Library Copyright Alliance on behalf of the American Library Association and Association of Research Libraries: “Copyright exceptions and limitations are critical to the operations of libraries. These exceptions and limitations—either library specific exceptions…or flexible, open ended privileges such as the fair use right…enable libraries to perform their mission of preserving our cultural heritage and making it accessible to the public…NAFTA should include an obligation to enact liability limitations for Internet intermediaries. This obligation should contain the flexibility to adopt either the U.S. or Canadian safe harbor framework. Internet intermediary safe harbors in Mexico would encourage cross border activities that benefit U.S. libraries and their users.”
Organization for Transformative Works: “Intellectual Property law strikes important balances—it must give creators access to exclusive markets while ensuring that commerce, innovation, and creators’ expressive freedoms are not unduly hampered by exclusive rights. The balance in this system depends not only on the granting of exclusive rights, but also on subjecting those rights to meaningful limitations and exceptions. The USTR should be cautious of calls for enforcement mechanisms, lengthy protection terms, and rigid protections that privilege the private interests of IP owners over those of other participants in the IP system, such as users, consumers, intermediaries, technology developers, and fellow creators. The USTR should insist upon meaningful and enforceable provisions that require signatories to foster balance in copyright and related rights systems by providing not only thorough protections, but also robust limitations and exceptions.”

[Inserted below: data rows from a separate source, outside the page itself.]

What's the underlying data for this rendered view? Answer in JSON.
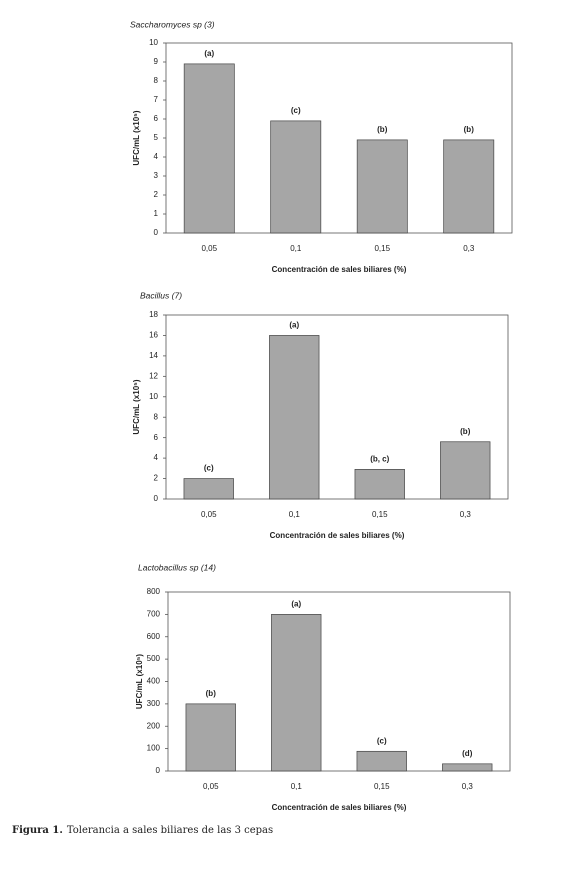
{
  "chart_data": [
    {
      "type": "bar",
      "title": "Saccharomyces sp (3)",
      "y_label": "UFC/mL (x10⁵)",
      "x_label": "Concentración de sales biliares (%)",
      "categories": [
        "0,05",
        "0,1",
        "0,15",
        "0,3"
      ],
      "values": [
        8.9,
        5.9,
        4.9,
        4.9
      ],
      "annotations": [
        "(a)",
        "(c)",
        "(b)",
        "(b)"
      ],
      "color": "#a6a6a6",
      "ylim": [
        0,
        10
      ],
      "yticks": [
        0,
        1,
        2,
        3,
        4,
        5,
        6,
        7,
        8,
        9,
        10
      ]
    },
    {
      "type": "bar",
      "title": "Bacillus (7)",
      "y_label": "UFC/mL (x10⁵)",
      "x_label": "Concentración de sales biliares (%)",
      "categories": [
        "0,05",
        "0,1",
        "0,15",
        "0,3"
      ],
      "values": [
        2,
        16,
        2.9,
        5.6
      ],
      "annotations": [
        "(c)",
        "(a)",
        "(b, c)",
        "(b)"
      ],
      "color": "#a6a6a6",
      "ylim": [
        0,
        18
      ],
      "yticks": [
        0,
        2,
        4,
        6,
        8,
        10,
        12,
        14,
        16,
        18
      ]
    },
    {
      "type": "bar",
      "title": "Lactobacillus sp (14)",
      "y_label": "UFC/mL (x10⁵)",
      "x_label": "Concentración de sales biliares (%)",
      "categories": [
        "0,05",
        "0,1",
        "0,15",
        "0,3"
      ],
      "values": [
        300,
        700,
        88,
        32
      ],
      "annotations": [
        "(b)",
        "(a)",
        "(c)",
        "(d)"
      ],
      "color": "#a6a6a6",
      "ylim": [
        0,
        800
      ],
      "yticks": [
        0,
        100,
        200,
        300,
        400,
        500,
        600,
        700,
        800
      ]
    }
  ],
  "caption": {
    "label": "Figura 1.",
    "text": "Tolerancia a sales biliares de las 3 cepas"
  }
}
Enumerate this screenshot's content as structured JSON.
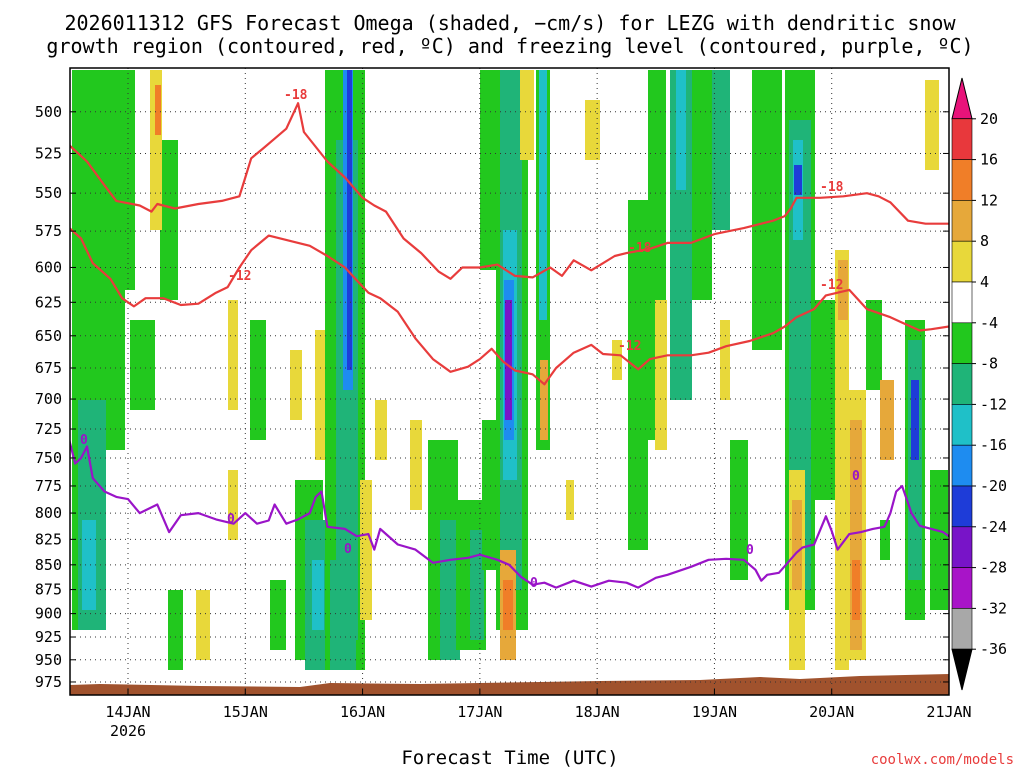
{
  "chart_data": {
    "type": "heatmap",
    "title_lines": [
      "2026011312 GFS Forecast Omega (shaded, −cm/s) for LEZG with dendritic snow",
      "growth region (contoured, red, ºC) and freezing level (contoured, purple, ºC)"
    ],
    "xlabel": "Forecast Time (UTC)",
    "credit": "coolwx.com/models",
    "x_ticks": [
      {
        "t": 0,
        "label": "14JAN",
        "sub": "2026"
      },
      {
        "t": 1,
        "label": "15JAN",
        "sub": ""
      },
      {
        "t": 2,
        "label": "16JAN",
        "sub": ""
      },
      {
        "t": 3,
        "label": "17JAN",
        "sub": ""
      },
      {
        "t": 4,
        "label": "18JAN",
        "sub": ""
      },
      {
        "t": 5,
        "label": "19JAN",
        "sub": ""
      },
      {
        "t": 6,
        "label": "20JAN",
        "sub": ""
      },
      {
        "t": 7,
        "label": "21JAN",
        "sub": ""
      }
    ],
    "xlim": [
      -0.5,
      7.0
    ],
    "y_ticks": [
      500,
      525,
      550,
      575,
      600,
      625,
      650,
      675,
      700,
      725,
      750,
      775,
      800,
      825,
      850,
      875,
      900,
      925,
      950,
      975
    ],
    "ylim": [
      475,
      990
    ],
    "y_scale": "log",
    "grid": true,
    "colorbar": {
      "ticks": [
        "20",
        "16",
        "12",
        "8",
        "4",
        "-4",
        "-8",
        "-12",
        "-16",
        "-20",
        "-24",
        "-28",
        "-32",
        "-36"
      ],
      "colors": [
        "#e8137a",
        "#e8383c",
        "#f07e28",
        "#e6a83a",
        "#e8d83a",
        "#ffffff",
        "#22c81e",
        "#1fb478",
        "#1fc0c8",
        "#1e8cf0",
        "#1e3cd8",
        "#7814c8",
        "#a814c8",
        "#a8a8a8",
        "#000000"
      ]
    },
    "isotherm_labels": {
      "minus18": "-18",
      "minus12": "-12",
      "freezing": "0"
    },
    "series": [
      {
        "name": "-18",
        "color": "#e83c3c",
        "points": [
          [
            -0.5,
            520
          ],
          [
            -0.35,
            530
          ],
          [
            -0.2,
            545
          ],
          [
            -0.1,
            555
          ],
          [
            0.1,
            558
          ],
          [
            0.2,
            562
          ],
          [
            0.25,
            557
          ],
          [
            0.4,
            560
          ],
          [
            0.6,
            557
          ],
          [
            0.8,
            555
          ],
          [
            0.95,
            552
          ],
          [
            1.0,
            540
          ],
          [
            1.05,
            528
          ],
          [
            1.15,
            522
          ],
          [
            1.25,
            516
          ],
          [
            1.35,
            510
          ],
          [
            1.45,
            495
          ],
          [
            1.5,
            512
          ],
          [
            1.7,
            530
          ],
          [
            1.85,
            540
          ],
          [
            2.0,
            553
          ],
          [
            2.1,
            558
          ],
          [
            2.2,
            562
          ],
          [
            2.35,
            580
          ],
          [
            2.5,
            590
          ],
          [
            2.65,
            603
          ],
          [
            2.75,
            608
          ],
          [
            2.85,
            600
          ],
          [
            3.0,
            600
          ],
          [
            3.15,
            598
          ],
          [
            3.3,
            606
          ],
          [
            3.45,
            607
          ],
          [
            3.6,
            600
          ],
          [
            3.7,
            606
          ],
          [
            3.8,
            595
          ],
          [
            3.95,
            602
          ],
          [
            4.05,
            597
          ],
          [
            4.15,
            592
          ],
          [
            4.25,
            590
          ],
          [
            4.45,
            587
          ],
          [
            4.6,
            583
          ],
          [
            4.8,
            583
          ],
          [
            5.0,
            577
          ],
          [
            5.25,
            573
          ],
          [
            5.5,
            568
          ],
          [
            5.6,
            565
          ],
          [
            5.65,
            560
          ],
          [
            5.7,
            553
          ],
          [
            5.9,
            553
          ],
          [
            6.1,
            552
          ],
          [
            6.3,
            550
          ],
          [
            6.4,
            552
          ],
          [
            6.5,
            556
          ],
          [
            6.65,
            568
          ],
          [
            6.8,
            570
          ],
          [
            7.0,
            570
          ]
        ]
      },
      {
        "name": "-12",
        "color": "#e83c3c",
        "points": [
          [
            -0.5,
            573
          ],
          [
            -0.4,
            580
          ],
          [
            -0.3,
            597
          ],
          [
            -0.15,
            608
          ],
          [
            -0.05,
            622
          ],
          [
            0.05,
            628
          ],
          [
            0.15,
            622
          ],
          [
            0.3,
            622
          ],
          [
            0.45,
            627
          ],
          [
            0.6,
            626
          ],
          [
            0.75,
            618
          ],
          [
            0.85,
            614
          ],
          [
            0.95,
            600
          ],
          [
            1.05,
            588
          ],
          [
            1.2,
            578
          ],
          [
            1.4,
            582
          ],
          [
            1.55,
            585
          ],
          [
            1.7,
            592
          ],
          [
            1.85,
            600
          ],
          [
            1.95,
            609
          ],
          [
            2.05,
            618
          ],
          [
            2.15,
            622
          ],
          [
            2.3,
            632
          ],
          [
            2.45,
            652
          ],
          [
            2.6,
            668
          ],
          [
            2.75,
            678
          ],
          [
            2.9,
            674
          ],
          [
            3.0,
            668
          ],
          [
            3.1,
            660
          ],
          [
            3.2,
            670
          ],
          [
            3.3,
            677
          ],
          [
            3.45,
            680
          ],
          [
            3.55,
            688
          ],
          [
            3.65,
            675
          ],
          [
            3.8,
            663
          ],
          [
            3.95,
            657
          ],
          [
            4.05,
            664
          ],
          [
            4.2,
            665
          ],
          [
            4.35,
            676
          ],
          [
            4.45,
            668
          ],
          [
            4.6,
            665
          ],
          [
            4.8,
            665
          ],
          [
            4.95,
            663
          ],
          [
            5.1,
            658
          ],
          [
            5.3,
            654
          ],
          [
            5.5,
            648
          ],
          [
            5.6,
            643
          ],
          [
            5.7,
            636
          ],
          [
            5.85,
            630
          ],
          [
            5.95,
            620
          ],
          [
            6.05,
            618
          ],
          [
            6.15,
            616
          ],
          [
            6.3,
            630
          ],
          [
            6.5,
            636
          ],
          [
            6.6,
            640
          ],
          [
            6.75,
            646
          ],
          [
            6.85,
            645
          ],
          [
            7.0,
            643
          ]
        ]
      },
      {
        "name": "0",
        "color": "#9a14c8",
        "points": [
          [
            -0.5,
            735
          ],
          [
            -0.45,
            755
          ],
          [
            -0.4,
            750
          ],
          [
            -0.35,
            740
          ],
          [
            -0.3,
            768
          ],
          [
            -0.2,
            780
          ],
          [
            -0.1,
            785
          ],
          [
            0.0,
            787
          ],
          [
            0.1,
            800
          ],
          [
            0.25,
            792
          ],
          [
            0.35,
            818
          ],
          [
            0.45,
            802
          ],
          [
            0.6,
            800
          ],
          [
            0.75,
            806
          ],
          [
            0.9,
            810
          ],
          [
            1.0,
            800
          ],
          [
            1.1,
            810
          ],
          [
            1.2,
            807
          ],
          [
            1.25,
            792
          ],
          [
            1.35,
            810
          ],
          [
            1.45,
            806
          ],
          [
            1.55,
            800
          ],
          [
            1.6,
            785
          ],
          [
            1.65,
            780
          ],
          [
            1.7,
            813
          ],
          [
            1.85,
            815
          ],
          [
            1.95,
            822
          ],
          [
            2.05,
            820
          ],
          [
            2.1,
            835
          ],
          [
            2.15,
            815
          ],
          [
            2.3,
            830
          ],
          [
            2.45,
            835
          ],
          [
            2.6,
            848
          ],
          [
            2.75,
            845
          ],
          [
            2.9,
            843
          ],
          [
            3.0,
            840
          ],
          [
            3.15,
            845
          ],
          [
            3.25,
            850
          ],
          [
            3.35,
            862
          ],
          [
            3.45,
            870
          ],
          [
            3.55,
            868
          ],
          [
            3.65,
            873
          ],
          [
            3.8,
            866
          ],
          [
            3.95,
            872
          ],
          [
            4.1,
            866
          ],
          [
            4.25,
            868
          ],
          [
            4.35,
            873
          ],
          [
            4.5,
            863
          ],
          [
            4.6,
            860
          ],
          [
            4.8,
            852
          ],
          [
            4.95,
            845
          ],
          [
            5.1,
            844
          ],
          [
            5.25,
            845
          ],
          [
            5.35,
            855
          ],
          [
            5.4,
            866
          ],
          [
            5.45,
            860
          ],
          [
            5.55,
            858
          ],
          [
            5.7,
            838
          ],
          [
            5.75,
            833
          ],
          [
            5.85,
            830
          ],
          [
            5.95,
            803
          ],
          [
            6.0,
            817
          ],
          [
            6.05,
            835
          ],
          [
            6.15,
            820
          ],
          [
            6.25,
            818
          ],
          [
            6.35,
            815
          ],
          [
            6.45,
            813
          ],
          [
            6.5,
            800
          ],
          [
            6.55,
            780
          ],
          [
            6.6,
            775
          ],
          [
            6.68,
            800
          ],
          [
            6.75,
            812
          ],
          [
            6.85,
            815
          ],
          [
            6.95,
            818
          ],
          [
            7.0,
            822
          ]
        ]
      }
    ]
  }
}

Public Knowledge: “Any copyright system designed to encourage innovation requires limitations and exceptions. Unfortunately, past trade agreements have tended to only mandate the restrictive side of copyright law. Like other members of the Re:Create coalition, Public Knowledge believes that, if NAFTA is renegotiated and if the renegotiated version includes a chapter on copyright, that chapter must have mandatory language on copyright limitations and exceptions, including fair use.”
R Street: “R Street takes the view that free-trade agreements should be designed essentially to liberalize trade, and not to impose duplicative or excessive intellectual-property protections on partner signatories who already have labored to meet their obligations… While it cannot be disputed that imposing more intellectual-property enforcement burdens on partners under NAFTA may favor the interests of one particular set of stakeholders (IP interests), it is unclear how such impositions advance the general cause of free trade.”